The moon’s Ocean of Storms was once a busy place. Back in 1967, the U.S. successfully landed its Surveyor 3 spacecraft in the vast plain in the northern lunar hemisphere; little more than two years later, the Apollo 12 crew returned, touching down within 200 meters (656 ft.) of the Surveyor and collecting more than 34 kg (75 lbs.) of lunar rock and soil to bring back to Earth. But things have been quiet in the Ocean of Storms since—until now.
Nearly 50 years after the U.S. abandoned its lunar dreams, China’s Chang’e 5 spacecraft is set for a Dec. 1 landing in NASA’s long-ago stomping grounds, attempting to become the first country to return any samples from the moon since the Soviet Union’s robotic Luna 24 spacecraft retrieved 170 grams (6 oz.) of lunar soil in 1976. If Beijing succeeds—and its lunar endeavors to date suggest it will—it could portend big things for a country that has fast become one of the world’s leading space powers.

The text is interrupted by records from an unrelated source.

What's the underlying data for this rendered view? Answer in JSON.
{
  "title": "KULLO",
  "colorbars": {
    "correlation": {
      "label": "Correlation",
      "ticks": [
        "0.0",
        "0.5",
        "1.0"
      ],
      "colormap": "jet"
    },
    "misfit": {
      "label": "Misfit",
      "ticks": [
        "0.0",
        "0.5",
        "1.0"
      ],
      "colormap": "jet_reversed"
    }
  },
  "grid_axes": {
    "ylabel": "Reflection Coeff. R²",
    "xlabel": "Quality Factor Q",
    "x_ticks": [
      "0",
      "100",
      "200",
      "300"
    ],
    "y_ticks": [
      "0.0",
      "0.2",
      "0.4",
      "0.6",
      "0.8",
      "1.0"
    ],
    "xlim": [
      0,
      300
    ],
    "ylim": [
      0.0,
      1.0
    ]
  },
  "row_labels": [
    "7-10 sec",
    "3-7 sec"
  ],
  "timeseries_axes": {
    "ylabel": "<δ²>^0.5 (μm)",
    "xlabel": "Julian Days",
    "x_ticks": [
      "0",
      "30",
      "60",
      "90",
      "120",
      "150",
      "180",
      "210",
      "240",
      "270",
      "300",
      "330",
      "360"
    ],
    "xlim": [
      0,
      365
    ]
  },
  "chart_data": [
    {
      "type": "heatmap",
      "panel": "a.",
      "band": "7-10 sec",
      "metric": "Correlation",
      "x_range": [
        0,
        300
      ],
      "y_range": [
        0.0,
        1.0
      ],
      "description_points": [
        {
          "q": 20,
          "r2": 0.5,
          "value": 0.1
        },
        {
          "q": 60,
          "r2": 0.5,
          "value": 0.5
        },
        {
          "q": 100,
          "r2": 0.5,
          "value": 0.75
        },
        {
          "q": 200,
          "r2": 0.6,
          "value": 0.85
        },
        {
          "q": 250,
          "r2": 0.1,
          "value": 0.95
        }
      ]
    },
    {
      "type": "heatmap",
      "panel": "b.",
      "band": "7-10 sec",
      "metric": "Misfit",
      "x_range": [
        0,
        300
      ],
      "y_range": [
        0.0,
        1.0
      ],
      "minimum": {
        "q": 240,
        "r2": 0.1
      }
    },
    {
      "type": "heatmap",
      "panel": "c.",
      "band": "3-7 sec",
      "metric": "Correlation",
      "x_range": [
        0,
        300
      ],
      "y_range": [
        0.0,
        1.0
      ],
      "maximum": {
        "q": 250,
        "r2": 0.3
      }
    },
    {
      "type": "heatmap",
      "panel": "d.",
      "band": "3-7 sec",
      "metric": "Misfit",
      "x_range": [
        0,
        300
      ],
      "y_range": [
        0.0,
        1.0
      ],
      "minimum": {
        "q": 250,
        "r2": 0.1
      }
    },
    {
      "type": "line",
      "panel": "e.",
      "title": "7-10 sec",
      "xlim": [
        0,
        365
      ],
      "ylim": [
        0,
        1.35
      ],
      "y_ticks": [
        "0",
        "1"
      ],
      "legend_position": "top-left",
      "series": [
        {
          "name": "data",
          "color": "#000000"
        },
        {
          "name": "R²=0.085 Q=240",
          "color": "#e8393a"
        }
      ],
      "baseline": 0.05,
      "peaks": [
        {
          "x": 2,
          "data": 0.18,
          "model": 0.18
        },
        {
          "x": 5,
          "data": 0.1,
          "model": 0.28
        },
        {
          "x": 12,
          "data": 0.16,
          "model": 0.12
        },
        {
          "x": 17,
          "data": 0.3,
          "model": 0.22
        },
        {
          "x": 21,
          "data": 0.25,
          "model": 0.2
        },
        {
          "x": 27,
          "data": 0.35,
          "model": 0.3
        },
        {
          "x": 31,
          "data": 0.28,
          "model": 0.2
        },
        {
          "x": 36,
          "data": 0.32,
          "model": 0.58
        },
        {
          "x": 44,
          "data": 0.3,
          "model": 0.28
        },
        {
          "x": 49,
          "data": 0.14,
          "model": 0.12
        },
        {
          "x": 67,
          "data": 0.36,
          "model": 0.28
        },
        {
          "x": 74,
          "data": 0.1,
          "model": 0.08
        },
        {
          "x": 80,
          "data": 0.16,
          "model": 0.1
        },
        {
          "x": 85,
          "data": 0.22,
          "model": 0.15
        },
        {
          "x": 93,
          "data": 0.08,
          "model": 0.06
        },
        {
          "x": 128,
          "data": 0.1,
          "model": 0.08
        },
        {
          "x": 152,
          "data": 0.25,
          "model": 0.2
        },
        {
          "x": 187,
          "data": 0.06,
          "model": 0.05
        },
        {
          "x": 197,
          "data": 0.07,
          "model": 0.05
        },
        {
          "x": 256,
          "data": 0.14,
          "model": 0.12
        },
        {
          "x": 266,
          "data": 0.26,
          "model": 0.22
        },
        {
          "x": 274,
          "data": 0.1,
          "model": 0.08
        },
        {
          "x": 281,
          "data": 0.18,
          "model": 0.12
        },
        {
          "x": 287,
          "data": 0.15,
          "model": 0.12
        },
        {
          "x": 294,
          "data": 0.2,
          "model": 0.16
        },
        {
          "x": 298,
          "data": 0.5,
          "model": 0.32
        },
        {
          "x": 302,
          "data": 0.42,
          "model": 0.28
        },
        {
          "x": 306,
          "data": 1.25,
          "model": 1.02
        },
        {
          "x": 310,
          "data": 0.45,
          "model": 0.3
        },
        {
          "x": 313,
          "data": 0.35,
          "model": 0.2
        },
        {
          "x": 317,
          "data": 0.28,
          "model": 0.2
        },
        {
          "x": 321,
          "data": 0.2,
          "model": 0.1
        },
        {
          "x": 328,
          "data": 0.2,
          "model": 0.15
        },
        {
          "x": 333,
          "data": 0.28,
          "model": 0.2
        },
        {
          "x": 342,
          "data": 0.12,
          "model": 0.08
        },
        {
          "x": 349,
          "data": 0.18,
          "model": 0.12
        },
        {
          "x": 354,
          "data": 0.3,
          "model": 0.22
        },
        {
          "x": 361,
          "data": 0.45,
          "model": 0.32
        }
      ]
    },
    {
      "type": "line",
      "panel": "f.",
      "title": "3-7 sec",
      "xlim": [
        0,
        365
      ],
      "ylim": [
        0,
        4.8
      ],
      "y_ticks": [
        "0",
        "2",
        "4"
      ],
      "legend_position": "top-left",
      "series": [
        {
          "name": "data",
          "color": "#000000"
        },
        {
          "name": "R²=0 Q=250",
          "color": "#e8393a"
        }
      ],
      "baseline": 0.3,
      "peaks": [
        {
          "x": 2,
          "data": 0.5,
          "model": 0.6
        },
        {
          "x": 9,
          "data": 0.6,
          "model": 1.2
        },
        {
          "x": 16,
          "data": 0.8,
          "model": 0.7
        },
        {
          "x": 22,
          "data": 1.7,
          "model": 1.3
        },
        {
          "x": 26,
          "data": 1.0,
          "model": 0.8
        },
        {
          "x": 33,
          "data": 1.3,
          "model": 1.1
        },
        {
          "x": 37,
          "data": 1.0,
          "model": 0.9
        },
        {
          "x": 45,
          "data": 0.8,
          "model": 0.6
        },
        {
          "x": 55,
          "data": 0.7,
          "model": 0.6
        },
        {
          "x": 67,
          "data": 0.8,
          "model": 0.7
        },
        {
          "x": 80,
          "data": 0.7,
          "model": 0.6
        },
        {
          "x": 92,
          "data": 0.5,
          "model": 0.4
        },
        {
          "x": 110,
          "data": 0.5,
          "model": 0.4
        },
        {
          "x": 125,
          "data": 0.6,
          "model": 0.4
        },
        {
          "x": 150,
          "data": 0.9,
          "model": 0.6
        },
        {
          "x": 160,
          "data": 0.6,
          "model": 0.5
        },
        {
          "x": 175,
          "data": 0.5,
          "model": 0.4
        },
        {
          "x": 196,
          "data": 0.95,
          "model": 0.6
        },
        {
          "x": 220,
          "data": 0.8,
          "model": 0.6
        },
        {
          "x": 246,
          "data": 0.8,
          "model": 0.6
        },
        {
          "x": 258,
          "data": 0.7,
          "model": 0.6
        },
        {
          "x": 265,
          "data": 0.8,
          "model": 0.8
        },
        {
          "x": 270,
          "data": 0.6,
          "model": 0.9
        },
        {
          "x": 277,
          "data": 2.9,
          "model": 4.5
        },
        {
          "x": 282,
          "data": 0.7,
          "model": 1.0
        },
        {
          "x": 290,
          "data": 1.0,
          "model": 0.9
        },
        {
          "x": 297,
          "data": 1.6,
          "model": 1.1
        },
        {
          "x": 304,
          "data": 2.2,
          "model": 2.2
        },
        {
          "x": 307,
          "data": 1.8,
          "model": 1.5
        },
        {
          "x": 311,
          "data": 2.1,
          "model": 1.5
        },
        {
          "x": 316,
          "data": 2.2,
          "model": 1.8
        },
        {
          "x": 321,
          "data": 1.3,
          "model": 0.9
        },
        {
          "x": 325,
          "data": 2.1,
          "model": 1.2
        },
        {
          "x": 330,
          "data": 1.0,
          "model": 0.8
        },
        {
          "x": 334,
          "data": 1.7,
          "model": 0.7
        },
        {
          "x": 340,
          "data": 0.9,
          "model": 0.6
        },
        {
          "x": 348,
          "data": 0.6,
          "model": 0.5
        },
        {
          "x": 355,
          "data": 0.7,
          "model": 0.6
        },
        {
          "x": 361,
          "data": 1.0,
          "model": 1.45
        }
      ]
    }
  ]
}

It was at 4:30 a.m. local time on Nov. 24 that Chang’e 5 lifted off aboard a 20-story tall Long March 5 rocket—a launch that was broadcast live across China, “leaving many spectators…in awe and excitement as the gigantic booster thundered skyward,” the China National Space Administration’s official announcement read. That sort of success has been true of all of China’s recent lunar missions. In 2007 and 2010, Chang’e 1 and Chang’e 2 successfully executed lunar orbital missions. In 2013, Chang’e 3 landed on the moon and deployed a small rover. And in 2019 Chang’e 4 did the same, becoming the first spacecraft to touch down on the far side of the moon.
Chang’e 5 will be a landing mission too—but an order of magnitude more difficult than its predecessors. The 8.2 metric ton spacecraft is actually a four-part ship: an orbiter, a lander, an ascent stage and a reentry capsule. On Nov. 28, after a four-day translunar journey, the entire assembly entered an eight-hour elliptical orbit around the moon. It later conducted an engine burn to lower itself into a circular 200 km (120 mile) orbit—about twice the altitude at which the Apollo spacecraft used to fly.
The lander and the ascent stage have since separated from the rest of the craft and the plan for Dec. 1 involves an extensive engine burn that will bring them to a soft touchdown touch down near Mons Rümker, a volcanic formation in the Ocean of Storms that features relatively young and pristine soil—with relatively the key word. The scarcity of craters on the formation suggest that the area is about 2 billion years old, less than half of the moon’s estimated 4.5 billion year-old age.
The lander will spend less than two weeks there, excavating as deep as two meters (about 6.5 ft.) below the surface, and collecting up to 2 kg (about 4.4 lbs.) of rock and soil. Those samples will then be packed into to the ascent vehicle, which will lift off and rendezvous with the orbital segment still circling the moon. The samples will then be transferred to the re-entry vehicle which will separate from the orbiter and peel off for Earth, aiming for a landing in Inner Mongolia sometime in mid-December.
In some ways the final stage of the mission—the reentry through Earth’s atmosphere—will be the most hair-raising. Spacecraft that are orbiting the Earth fly at about 28,200 km/h (17,500 mph) and can more or less ease back into the atmosphere by tapping the brakes and slowing their speed. Spacecraft returning from the moon slam into the atmosphere at a much faster 40,200 km/h and must fly in a sort of roller coaster trajectory as they descend, bleeding off speed and g-forces if they are going to survive the intense heat of reentry.
If Chang’e 5 indeed succeeds in that final step, it will open the door to robotic, sample-return mission from Mars—and, eventually, crewed missions to the moon. Pei Zhaoyu, deputy director of China’s Lunar Exploration and Space Engineering Center, sees the robotic lunar program continuing even after taikonauts—or China’s astronauts—reach the moon. “I think future exploration activities on the moon are most likely to be carried out in a human-machine combination,” he said in a press statement before the launch.
The exact nature of those future missions might be uncertain at the moment, but the likelihood that they will take place is much less so. China—like the U.S. in the 1960s—has made a commitment to the moon. And like the U.S. in the 1960s, it seems determined to make good on it.